Ein weiteres Thema ist die Sache mit dem Patriot Act und dem Supreme Court. Wenn es um ihre zivilen Freiheiten geht, dann verhalten sich die Amerikaner in letzter Instanz sehr behütend, und ungeachtet ihres moralischen Konservatismus sind sie im Allgemeinen tolerant gegenüber Verhaltensweisen, die nicht mit dem Mainstream übereinstimmen, solange sie nicht direkt mit ihnen konfrontiert werden. Der Patriot Act ist sehr unpopulär, und ich glaube auch, daß ein ultrakonservativer Supreme Court eine zivilgesellschaftliche Reaktion hervorrufen wird, wenn er sich zu schnell und zu entschieden daran macht, das Recht auf Abtreibung und Bürgerrechte wie das Recht auf den Schutz der Privatsphäre, die freie Meinungsäußerung und das Versammlungsrecht einzuschränken. Die jüngeren Leute sind darüber hinaus zunehmend über die Gesetzesvorschläge besorgt, die Wehrpflicht wiedereinzuführen.

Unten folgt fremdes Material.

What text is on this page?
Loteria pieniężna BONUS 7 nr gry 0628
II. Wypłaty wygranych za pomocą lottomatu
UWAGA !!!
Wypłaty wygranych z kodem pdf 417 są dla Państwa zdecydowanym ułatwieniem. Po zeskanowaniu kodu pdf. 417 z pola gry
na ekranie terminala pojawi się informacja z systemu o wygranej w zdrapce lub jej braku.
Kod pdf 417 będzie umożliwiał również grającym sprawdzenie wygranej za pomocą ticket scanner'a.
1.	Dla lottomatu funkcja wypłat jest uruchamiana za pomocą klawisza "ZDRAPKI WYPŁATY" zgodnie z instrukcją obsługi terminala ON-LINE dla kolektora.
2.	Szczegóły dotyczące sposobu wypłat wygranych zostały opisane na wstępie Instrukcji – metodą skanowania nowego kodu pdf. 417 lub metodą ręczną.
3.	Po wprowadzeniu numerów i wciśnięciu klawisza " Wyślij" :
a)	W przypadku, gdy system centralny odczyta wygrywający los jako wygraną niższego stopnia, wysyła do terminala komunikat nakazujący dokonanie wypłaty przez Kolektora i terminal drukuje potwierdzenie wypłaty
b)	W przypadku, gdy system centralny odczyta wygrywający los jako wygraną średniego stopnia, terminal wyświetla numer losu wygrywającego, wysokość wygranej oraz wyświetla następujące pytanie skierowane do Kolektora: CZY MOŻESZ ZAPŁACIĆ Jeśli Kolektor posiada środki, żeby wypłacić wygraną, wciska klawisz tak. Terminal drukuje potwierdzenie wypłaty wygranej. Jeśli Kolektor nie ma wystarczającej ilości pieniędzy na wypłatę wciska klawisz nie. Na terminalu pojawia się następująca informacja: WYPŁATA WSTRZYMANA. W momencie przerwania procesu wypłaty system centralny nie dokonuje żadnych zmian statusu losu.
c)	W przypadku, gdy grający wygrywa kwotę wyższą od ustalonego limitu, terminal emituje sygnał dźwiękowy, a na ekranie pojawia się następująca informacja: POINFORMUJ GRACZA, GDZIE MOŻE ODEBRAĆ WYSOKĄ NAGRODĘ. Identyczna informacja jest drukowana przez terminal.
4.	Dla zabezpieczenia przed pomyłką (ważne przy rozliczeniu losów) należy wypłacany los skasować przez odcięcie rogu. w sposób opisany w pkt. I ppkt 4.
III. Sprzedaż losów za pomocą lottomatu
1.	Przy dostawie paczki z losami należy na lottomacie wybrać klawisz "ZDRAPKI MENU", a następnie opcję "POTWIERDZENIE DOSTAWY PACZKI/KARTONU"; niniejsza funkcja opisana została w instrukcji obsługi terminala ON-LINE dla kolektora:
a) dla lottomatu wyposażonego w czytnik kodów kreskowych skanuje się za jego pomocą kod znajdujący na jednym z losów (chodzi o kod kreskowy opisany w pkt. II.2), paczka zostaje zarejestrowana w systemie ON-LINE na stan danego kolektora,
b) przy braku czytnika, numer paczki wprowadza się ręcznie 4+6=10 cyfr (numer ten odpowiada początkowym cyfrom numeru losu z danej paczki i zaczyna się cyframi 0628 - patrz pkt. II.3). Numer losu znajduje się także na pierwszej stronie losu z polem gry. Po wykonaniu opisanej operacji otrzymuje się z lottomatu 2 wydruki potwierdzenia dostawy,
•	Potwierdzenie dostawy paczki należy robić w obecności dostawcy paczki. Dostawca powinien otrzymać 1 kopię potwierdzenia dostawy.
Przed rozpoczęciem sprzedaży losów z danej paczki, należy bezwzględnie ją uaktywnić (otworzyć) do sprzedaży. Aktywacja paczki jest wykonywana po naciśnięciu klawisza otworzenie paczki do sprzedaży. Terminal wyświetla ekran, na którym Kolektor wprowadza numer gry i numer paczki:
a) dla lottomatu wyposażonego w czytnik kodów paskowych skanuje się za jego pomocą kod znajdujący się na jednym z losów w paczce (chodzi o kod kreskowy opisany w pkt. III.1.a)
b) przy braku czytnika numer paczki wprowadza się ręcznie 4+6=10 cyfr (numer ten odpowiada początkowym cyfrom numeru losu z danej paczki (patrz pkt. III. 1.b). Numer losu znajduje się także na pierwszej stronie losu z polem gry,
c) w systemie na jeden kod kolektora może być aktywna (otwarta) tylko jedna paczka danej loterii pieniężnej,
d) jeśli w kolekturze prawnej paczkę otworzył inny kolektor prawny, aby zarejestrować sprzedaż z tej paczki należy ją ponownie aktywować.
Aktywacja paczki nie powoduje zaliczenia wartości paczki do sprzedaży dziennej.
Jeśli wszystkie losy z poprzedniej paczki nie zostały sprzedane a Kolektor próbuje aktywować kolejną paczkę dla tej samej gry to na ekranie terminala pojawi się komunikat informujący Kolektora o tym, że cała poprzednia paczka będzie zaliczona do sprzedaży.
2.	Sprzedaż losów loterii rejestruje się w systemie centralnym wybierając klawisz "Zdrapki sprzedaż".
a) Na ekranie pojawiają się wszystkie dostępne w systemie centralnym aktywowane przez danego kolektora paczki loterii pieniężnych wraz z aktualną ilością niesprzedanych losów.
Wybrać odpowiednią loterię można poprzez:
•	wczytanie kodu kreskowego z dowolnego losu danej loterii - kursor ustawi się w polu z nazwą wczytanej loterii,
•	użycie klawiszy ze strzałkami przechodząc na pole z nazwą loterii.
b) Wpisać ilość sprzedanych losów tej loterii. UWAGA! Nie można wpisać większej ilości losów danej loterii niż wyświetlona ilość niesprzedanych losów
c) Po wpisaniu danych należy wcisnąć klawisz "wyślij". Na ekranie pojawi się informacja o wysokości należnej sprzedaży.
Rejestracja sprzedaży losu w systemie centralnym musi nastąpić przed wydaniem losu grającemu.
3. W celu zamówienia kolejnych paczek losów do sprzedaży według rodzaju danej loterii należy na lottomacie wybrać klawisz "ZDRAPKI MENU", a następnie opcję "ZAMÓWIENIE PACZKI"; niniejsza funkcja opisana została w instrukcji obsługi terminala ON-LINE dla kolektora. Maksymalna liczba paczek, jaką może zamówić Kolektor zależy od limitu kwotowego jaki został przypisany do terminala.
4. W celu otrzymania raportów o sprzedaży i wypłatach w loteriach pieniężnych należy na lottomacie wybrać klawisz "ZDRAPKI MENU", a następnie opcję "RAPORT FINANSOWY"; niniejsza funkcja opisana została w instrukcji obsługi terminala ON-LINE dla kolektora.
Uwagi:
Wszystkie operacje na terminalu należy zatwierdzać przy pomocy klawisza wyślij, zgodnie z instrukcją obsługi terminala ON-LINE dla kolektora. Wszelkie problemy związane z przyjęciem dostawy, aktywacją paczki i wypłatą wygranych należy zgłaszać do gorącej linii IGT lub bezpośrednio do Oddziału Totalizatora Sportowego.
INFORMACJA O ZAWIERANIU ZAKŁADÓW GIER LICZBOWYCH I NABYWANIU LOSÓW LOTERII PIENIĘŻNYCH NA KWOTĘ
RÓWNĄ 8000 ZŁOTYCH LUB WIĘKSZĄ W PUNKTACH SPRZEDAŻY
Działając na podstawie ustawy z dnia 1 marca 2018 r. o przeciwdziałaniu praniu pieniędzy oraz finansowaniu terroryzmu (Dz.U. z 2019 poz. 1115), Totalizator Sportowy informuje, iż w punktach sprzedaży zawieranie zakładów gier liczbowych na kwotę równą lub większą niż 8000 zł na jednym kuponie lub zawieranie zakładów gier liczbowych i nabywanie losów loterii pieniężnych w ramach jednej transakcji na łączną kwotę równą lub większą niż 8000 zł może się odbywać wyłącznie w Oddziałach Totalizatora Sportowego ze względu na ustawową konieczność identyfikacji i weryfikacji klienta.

Zu guter Letzt stehen die ganz normalen Amerikaner zwar hinter „ihren“ Truppen im Ausland, doch gibt es keinen Zweifel daran, daß sie mittlerweile verstanden haben, daß die Begründungen für den Einmarsch in den Irak erfunden waren. Es gab keine Massenvernichtungswaffen im Irak und es gab auch nie eine Verbindung zwischen Saddam Hussein und Al Qaida. Das moralische Dilemma besteht für die meisten Amerikaner nun darin, wie man unsere militärischen Kräfte aus dem Irak abziehen kann ohne der irakischen Bevölkerung ein komplettes Desaster zu hinterlassen – wenn das überhaupt geht. Wie dem auch sei: Ich denke, daß die Erfahrung mit dem Irak in der amerikanischen Öffentlichkeit nur wenig Sehnsucht nach imperialen Kriegen diesen Typs hinterlassen hat, doch sei man in Europa davor gewarnt, das als ein Nachlassen ihres Fanatismus im Krieg gegen den Terrorismus mißzuverstehen. Auf der ideologischen Ebene sehe ich allerdings immer noch keine wesentlichen Fortschritte der Intellektuellen, den hegemonialen neokonservativen Diskurs außerhalb der Seminarräume der Universitäten zu brechen. Ich glaube nicht, daß es für Intellektuelle unbedingt erforderlich ist, wie Jean-Paul Sartre auf der Straße zu stehen und Flugblätter zu verteilen, dennoch sollten sie zumindest Kolumnen für Zeitungen und Artikel für populäre Zeitschriften schreiben, im Fernsehen und in Radiotalkshows oder Newscasts auftreten und dabei Bücher schreiben, die die einfachen Leute auch verstehen können. Die Neokonservativen haben in den USA eine große Anzahl von anerkannten öffentlichen Intellektuellen produziert, deshalb empört es mich immer noch, mit welchem Widerwillen meine Kollegen dem Gedanken begegnen, sich doch mal von links in den öffentlichen Diskurs einzuschalten. Eine Repolitisierung oder einen Ausweg aus der Fragmentierung sehe ich bei der Linken wirklich nicht. Das hat es in den letzten hundert Jahren nicht gegeben. Warum sollte das gerade heute der Fall sein?
Was bleibt der amerikanischen Linken, um aus ihrer mißlichen Lage herauszukommen? Stellst Du einen Antrag auf die kanadische Staatsbürgerschaft?
Zu Frage Eins: Welche amerikanische Linke? Zu Frage Zwei: Nein. Ich hasse Kälte. Ibiza ist eine viel attraktivere Alternative.